Nicotine enemas for treatment of ulcerative colitis: a study of the pharmacokinetics and adverse events associated with three doses of nicotine
Article first published online: 29 SEP 2004
Alimentary Pharmacology & Therapeutics
Volume 20, Issue 8, pages 859–865, October 2004
How to Cite
Ingram, J. R., Routledge, P., Rhodes, J., Marshall, R. W., Buss, D. C., Evans, B. K., Feyerabend, C. and Thomas, G. A. O. (2004), Nicotine enemas for treatment of ulcerative colitis: a study of the pharmacokinetics and adverse events associated with three doses of nicotine. Alimentary Pharmacology & Therapeutics, 20: 859–865. doi: 10.1111/j.1365-2036.2004.02199.x
- Issue published online: 12 OCT 2004
- Article first published online: 29 SEP 2004
- Accepted for publication 27 July 2004
Background : Transdermal nicotine is of value in active ulcerative colitis but causes adverse events because of systemic absorption. Nicotine enemas may give rise to fewer adverse events.
Aim : To assess the pharmacokinetics of nicotine enemas in three doses.

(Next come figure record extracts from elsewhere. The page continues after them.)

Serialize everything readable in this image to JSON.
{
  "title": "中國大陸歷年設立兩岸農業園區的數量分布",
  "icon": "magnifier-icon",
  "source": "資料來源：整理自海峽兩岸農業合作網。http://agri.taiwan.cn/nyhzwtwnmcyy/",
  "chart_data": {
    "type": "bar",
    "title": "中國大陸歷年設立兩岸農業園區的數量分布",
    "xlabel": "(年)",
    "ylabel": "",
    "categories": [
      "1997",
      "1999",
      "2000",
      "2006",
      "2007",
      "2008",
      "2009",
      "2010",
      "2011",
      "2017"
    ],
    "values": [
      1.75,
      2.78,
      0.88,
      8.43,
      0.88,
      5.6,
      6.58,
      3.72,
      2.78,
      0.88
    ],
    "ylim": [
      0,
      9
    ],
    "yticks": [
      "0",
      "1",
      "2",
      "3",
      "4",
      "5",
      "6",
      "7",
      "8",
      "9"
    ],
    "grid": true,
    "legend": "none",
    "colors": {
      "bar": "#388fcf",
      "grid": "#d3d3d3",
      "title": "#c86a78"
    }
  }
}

Methods : Thirteen volunteers, all non-smokers but three ex-smokers, were given enemas on separate occasions containing 3, 6 and 9 mg of nicotine, in ascending dose order. Adverse events were recorded and blood samples taken over 8 h for measurement of serum nicotine and cotinine.
Results : Enemas were retained by most subjects. Eleven of 14 adverse events were ‘early’– 30–105 min after the enema, corresponding to maximum plasma nicotine concentrations; three events were later, 4–8 h after the enema and unrelated to the tmax. ‘Early’ adverse events occurred in eight subjects – six with 9 mg. The three highest plasma nicotine concentrations were with 9 mg and associated with headache, nausea and sweating. Only one had adverse events with 3 mg and withdrew from the study. Nicotine Cmax with 6 and 9 mg doses were respectively two and three times the value with 3 mg. Peak nicotine concentrations occurred 44–50 min after the enema.
Conclusion : The 6 mg dose of nicotine probably represents the dose to use in clinical practice – for the highest therapeutic dose with a low risk of adverse events.